Pesantren mungkin juga mempunyai peran penting, karena justru sekolah ini mengajarkan bahasa Arab kepada mereka yang menetap di Indonesia. Sebagai akibatnya, banyak kata mengalami perubahan dan sejumlah bentuk pun telah hilang. Unsur bahasa Arab kolokial (bahasa sehari-hari) dalam berbagai dialek Melayu, seperti bahasa Betawi atau lainnya, pada umumnya tidak dimasukkan ke dalam bahasa resmi Indonesia.
Wujud Baru Bahasa Arab Klasik
Kata-kata bahasa Arab, yang diserap dalam bahasa Indonesia melalui berbagai bahasa daerah di kepulauan Indonesia, seperti bahasa Jawa atau Sunda, atau dialek Melayu, seperti Betawi, berubah menjadi suatu wujud baru bahasa Arab klasik. Kata-kata bahasa Arab ini mengalami suatu proses re-arabisasi atau umumnya telah hilang sama sekali. Jika kata-kata ini dibawa oleh pedagang Arab, masuk akal apabila kata serapan Arab dalam bahasa Indonesia atau Melayu paling tidak mengandung unsur-unsur kolokial yang penting. Karena para pedagang (seperti halnya orang awam lainnya) biasanya tidak menggunakan bahasa Arab klasik jika berkomunikasi dengan orang lain dalam bahasa ibu mereka.

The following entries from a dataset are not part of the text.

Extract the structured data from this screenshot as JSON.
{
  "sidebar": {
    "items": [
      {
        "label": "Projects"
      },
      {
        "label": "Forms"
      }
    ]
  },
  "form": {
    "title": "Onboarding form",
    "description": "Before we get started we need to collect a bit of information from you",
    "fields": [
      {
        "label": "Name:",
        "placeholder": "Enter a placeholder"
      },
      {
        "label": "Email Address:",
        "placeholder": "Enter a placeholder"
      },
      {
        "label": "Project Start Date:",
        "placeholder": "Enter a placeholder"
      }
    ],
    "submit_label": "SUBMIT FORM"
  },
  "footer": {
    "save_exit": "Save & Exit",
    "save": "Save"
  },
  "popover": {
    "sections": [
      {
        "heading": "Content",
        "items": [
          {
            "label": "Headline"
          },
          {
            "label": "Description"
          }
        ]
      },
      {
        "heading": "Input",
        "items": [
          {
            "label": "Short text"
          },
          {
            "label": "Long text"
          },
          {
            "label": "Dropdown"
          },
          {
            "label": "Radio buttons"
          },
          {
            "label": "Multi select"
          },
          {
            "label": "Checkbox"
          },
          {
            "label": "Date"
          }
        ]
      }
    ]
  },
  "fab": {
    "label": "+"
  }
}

Mereka bahkan biasanya tidak menguasai bahasa Arab klasik dengan baik. Hal ini akan agak berbeda apabila para guru Islam turut berperan. Mengingat sebagian besar kata serapan Arab dalam bahasa Indonesia mempunyai bentuk yang klasik, maka masuk akal untuk mengasumsikan bahwa kata-kata tersebut masuk di kepulauan Indonesia. Terutama lewat orang-orang yang menguasai bahasa Arab tulisan dan yang biasanya tidak menggunakan bahasa kolokial. Yaitu guru dan ulama Islam (yang berasal dari Arab, Persia, Indonesia, dan daerah lainnya) di pesantren, masjid, dan sebagainya. Mungkin juga lewat para penyusun kamus. Namun, terbukti juga adanya temu muka langsung dengan para pedagang Arab yang menggunakan bahasa kolokial.

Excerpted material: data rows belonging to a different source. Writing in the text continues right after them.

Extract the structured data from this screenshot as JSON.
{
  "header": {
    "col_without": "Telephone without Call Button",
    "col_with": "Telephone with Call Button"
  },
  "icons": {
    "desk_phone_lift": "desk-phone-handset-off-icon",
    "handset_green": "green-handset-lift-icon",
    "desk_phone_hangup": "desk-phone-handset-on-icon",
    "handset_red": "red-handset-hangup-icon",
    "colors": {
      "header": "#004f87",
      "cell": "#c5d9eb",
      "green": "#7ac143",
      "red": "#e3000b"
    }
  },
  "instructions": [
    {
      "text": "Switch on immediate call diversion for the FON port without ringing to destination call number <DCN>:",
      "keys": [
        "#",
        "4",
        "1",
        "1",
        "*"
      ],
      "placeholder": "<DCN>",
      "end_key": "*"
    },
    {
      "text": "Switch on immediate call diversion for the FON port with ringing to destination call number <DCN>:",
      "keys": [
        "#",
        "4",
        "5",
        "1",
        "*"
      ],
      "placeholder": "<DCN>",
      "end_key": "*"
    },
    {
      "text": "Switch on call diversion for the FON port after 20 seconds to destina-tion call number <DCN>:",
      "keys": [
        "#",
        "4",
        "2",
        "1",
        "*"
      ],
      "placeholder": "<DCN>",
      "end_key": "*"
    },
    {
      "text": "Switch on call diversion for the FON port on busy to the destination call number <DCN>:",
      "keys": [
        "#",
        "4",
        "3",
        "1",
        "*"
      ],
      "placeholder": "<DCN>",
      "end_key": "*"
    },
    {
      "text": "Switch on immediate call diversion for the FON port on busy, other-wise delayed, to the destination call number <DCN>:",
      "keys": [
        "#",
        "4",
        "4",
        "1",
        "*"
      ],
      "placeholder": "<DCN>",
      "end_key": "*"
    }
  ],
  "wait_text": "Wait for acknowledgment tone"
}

Jejak Kolokial Kata Serapan Bahasa Arab
Sebagian besar kata serapan Arab tidak mengandung jejak kolokial apa pun. Yang bisa memberikan petunjuk daerah asal kata tersebut karena bentuknya yang klasik.
Namun, Kees Versteegh mengemukakan,
”Yang khususnya menarik adalah kata-kata serapan itu memperlihatkan bersumber dari bahasa Mesir, di mana j diucapkan sebagai g seperti dalam gamal `unta‘ (Arab = jamal, Mesir = gamal)” dan kata-kata dengan pelafalan g untuk q dalam bahasa Arab seperti dalam gamis `kemeja’ (Arab = qamis), gereba (Arab = qirba). ”

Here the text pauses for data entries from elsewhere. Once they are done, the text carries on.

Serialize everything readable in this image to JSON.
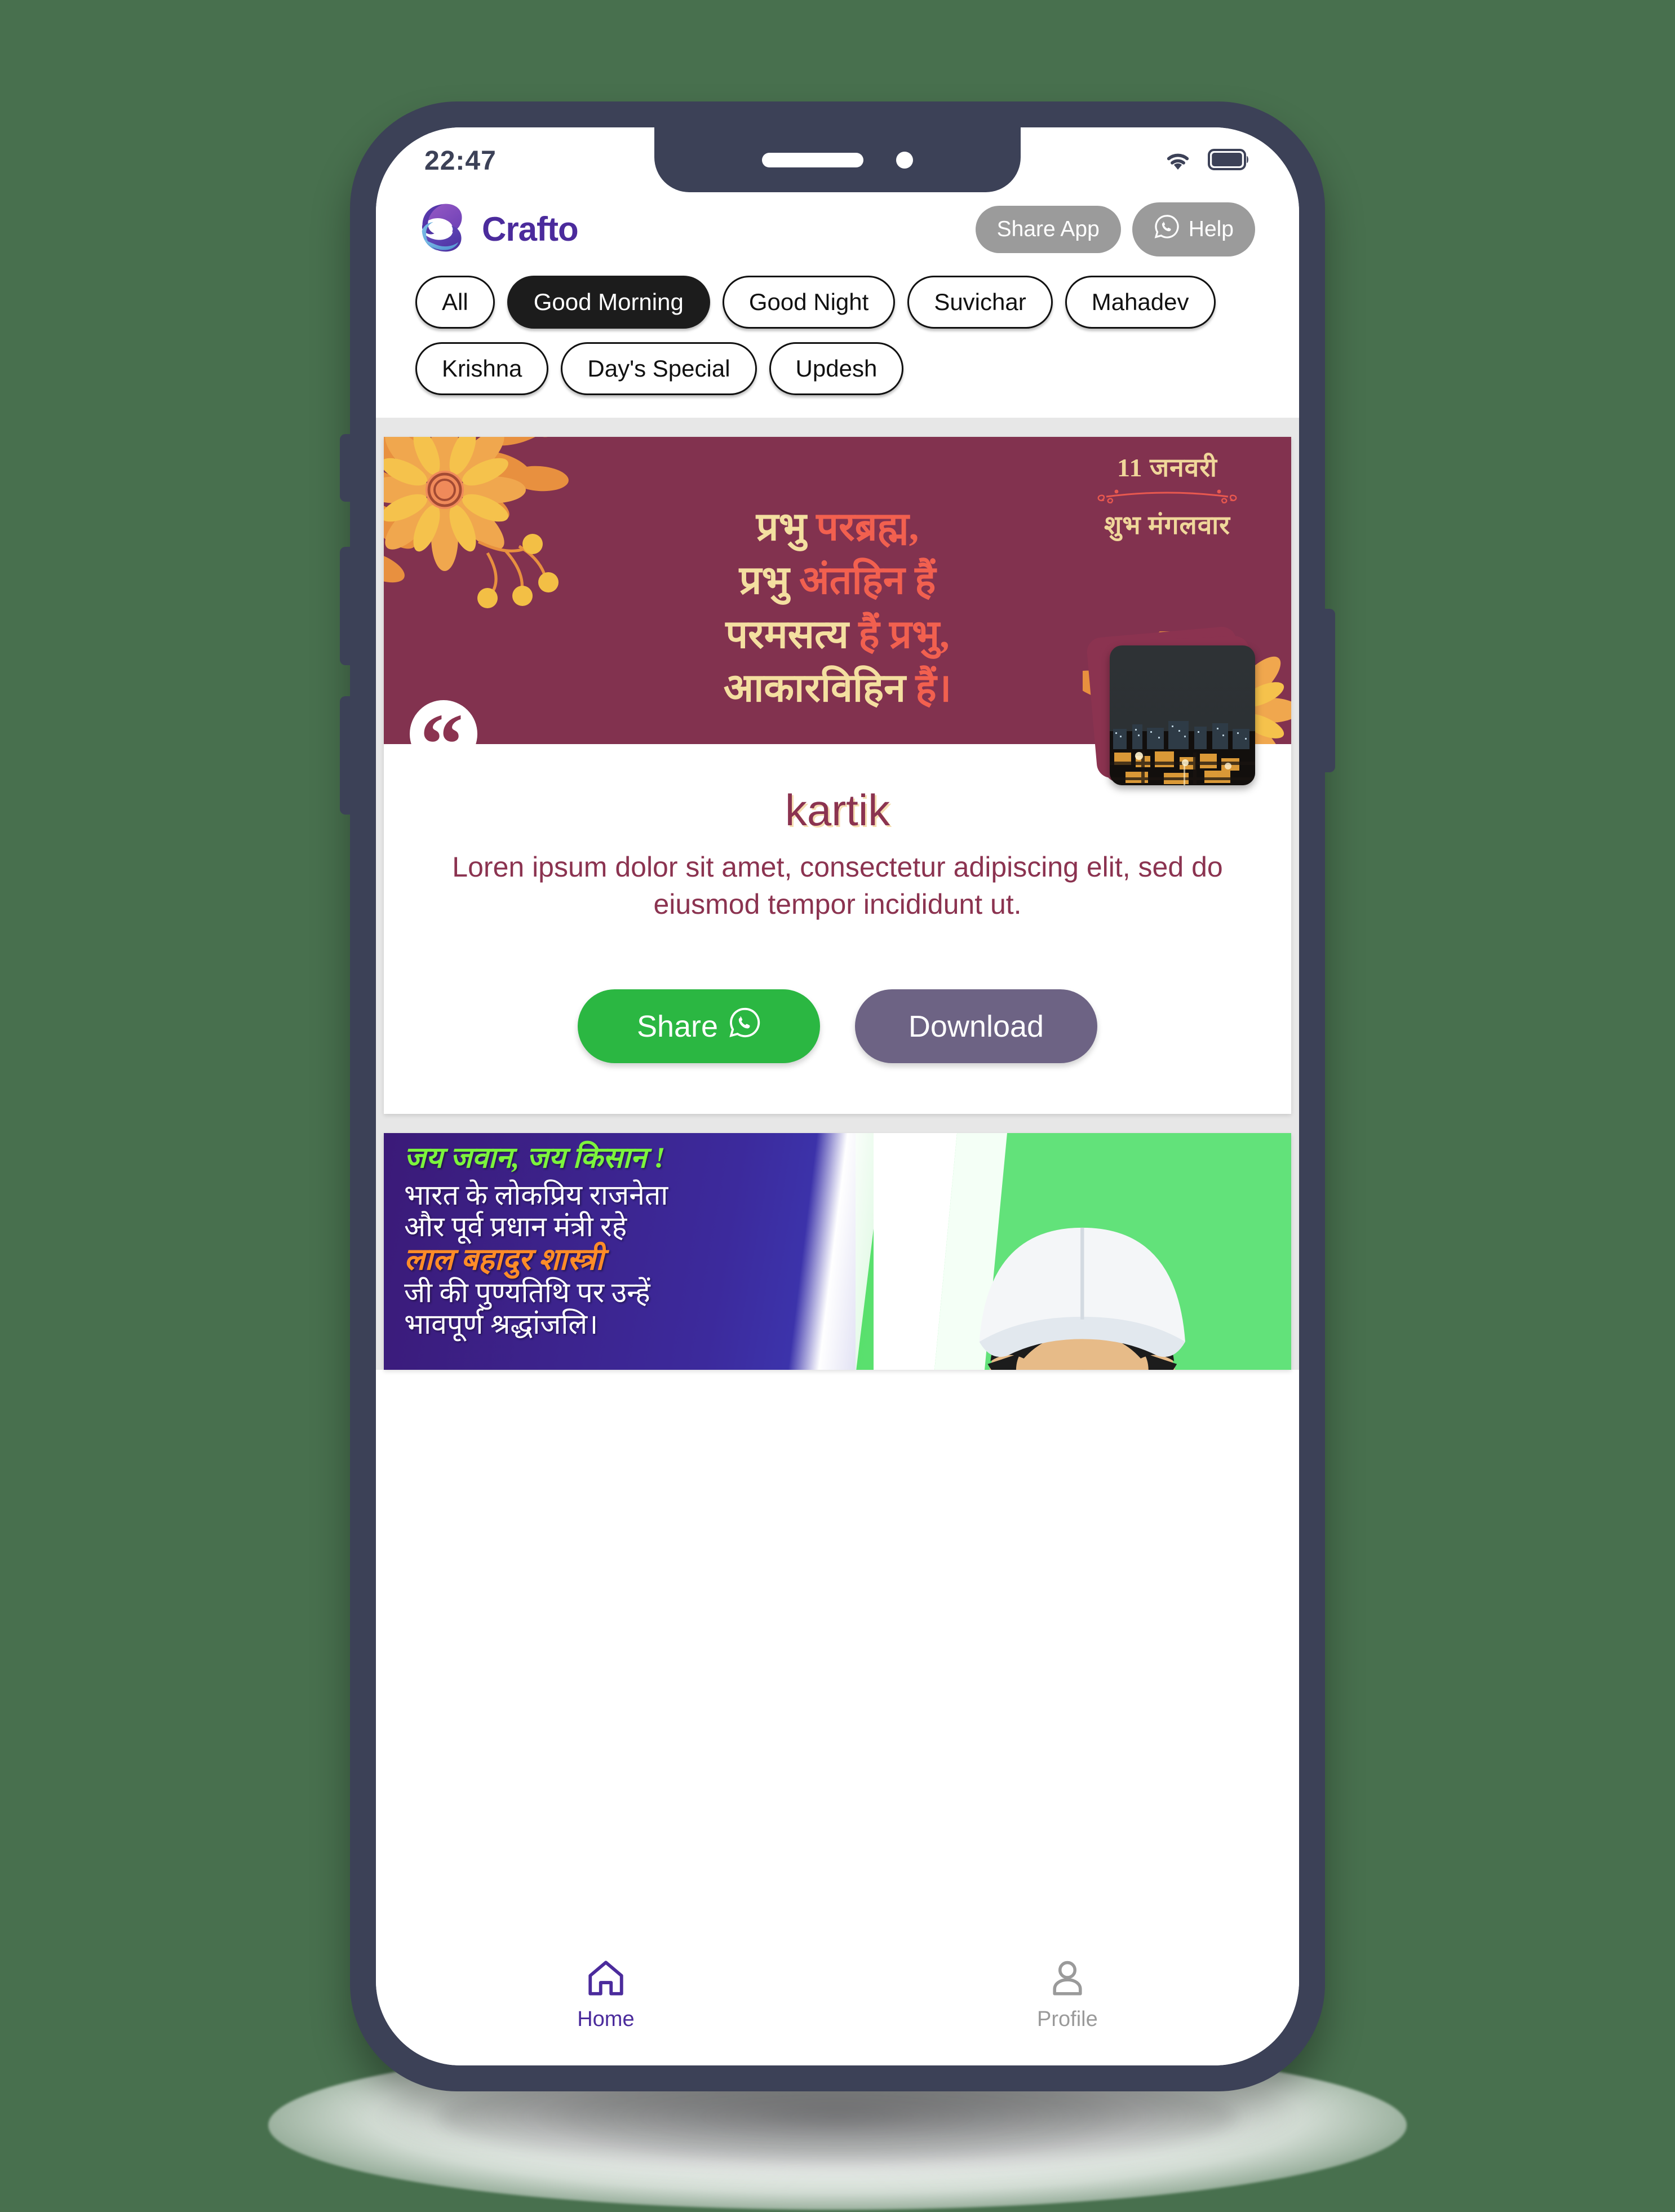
{
  "background_color": "#48704e",
  "status_bar": {
    "time": "22:47",
    "wifi_icon": "wifi-icon",
    "battery_icon": "battery-full-icon"
  },
  "header": {
    "brand_name": "Crafto",
    "logo_icon": "crafto-logo-icon",
    "share_app_label": "Share App",
    "help_label": "Help",
    "help_icon": "whatsapp-icon",
    "button_color": "#9b9b9b",
    "brand_color": "#4b2b9c"
  },
  "chips": {
    "active_index": 1,
    "items": [
      {
        "label": "All"
      },
      {
        "label": "Good Morning"
      },
      {
        "label": "Good Night"
      },
      {
        "label": "Suvichar"
      },
      {
        "label": "Mahadev"
      },
      {
        "label": "Krishna"
      },
      {
        "label": "Day's Special"
      },
      {
        "label": "Updesh"
      }
    ]
  },
  "quote_card": {
    "bg_color": "#82324f",
    "date_day": "11 जनवरी",
    "date_weekday": "शुभ मंगलवार",
    "date_color": "#f0d79a",
    "lines": [
      {
        "yellow": "प्रभु ",
        "red": "परब्रह्म,"
      },
      {
        "yellow": "प्रभु ",
        "red": "अंतहिन हैं"
      },
      {
        "yellow": "परमसत्य ",
        "red": "हैं प्रभु,"
      },
      {
        "yellow": "आकारविहिन ",
        "red": "हैं।"
      }
    ],
    "yellow_color": "#f4dfa0",
    "red_color": "#f2604f",
    "quote_mark": "“",
    "author": "kartik",
    "description": "Loren ipsum dolor sit amet, consectetur adipiscing elit, sed do eiusmod tempor incididunt ut.",
    "thumbnail_alt": "night-cityscape-photo",
    "share_label": "Share",
    "share_icon": "whatsapp-icon",
    "share_color": "#2bb742",
    "download_label": "Download",
    "download_color": "#6d6384"
  },
  "banner_card": {
    "heading": "जय जवान, जय किसान !",
    "line1": "भारत के लोकप्रिय राजनेता",
    "line2": "और पूर्व प्रधान मंत्री रहे",
    "name": "लाल बहादुर शास्त्री",
    "line3": "जी की पुण्यतिथि पर उन्हें",
    "line4": "भावपूर्ण श्रद्धांजलि।",
    "heading_color": "#7cf43d",
    "name_color": "#ff8c28",
    "portrait_alt": "lal-bahadur-shastri-portrait"
  },
  "bottom_nav": {
    "items": [
      {
        "label": "Home",
        "icon": "home-icon",
        "active": true
      },
      {
        "label": "Profile",
        "icon": "user-icon",
        "active": false
      }
    ],
    "active_color": "#4b2b9c",
    "inactive_color": "#9a9a9a"
  }
}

Arabic Component Leksikon Indonesia
Sehubungan dengan kemungkinan latar belakang Mesir ini, perlu dicatat bahwa menurut beberapa sumber, pedagang dari Kairo sudah mulai aktif di Jawa paling tidak pada abad ke-11. Namun, perlu dicatat bahwa kata-kata yang digunakan sebagai contoh oleh Versteegh sama sekali tidak digunakan dalam bahasa Indonesia modern. Kata yang biasanya digunakan untuk jamal dalam bahasa Indonesia adalah unta. Selain itu, jumlah contoh yang diberikan di sini begitu kecil (hanya tiga, dua di antaranya sudah usang atau tak dikenal). Sehingga, sulit untuk menguatkan tesis bahwa kata-kata seperti itu diserap dalam bahasa Indonesia lewat bahasa Arab kolokial, entah itu dari Mesir, Hadramaut, atau daerah lainnya.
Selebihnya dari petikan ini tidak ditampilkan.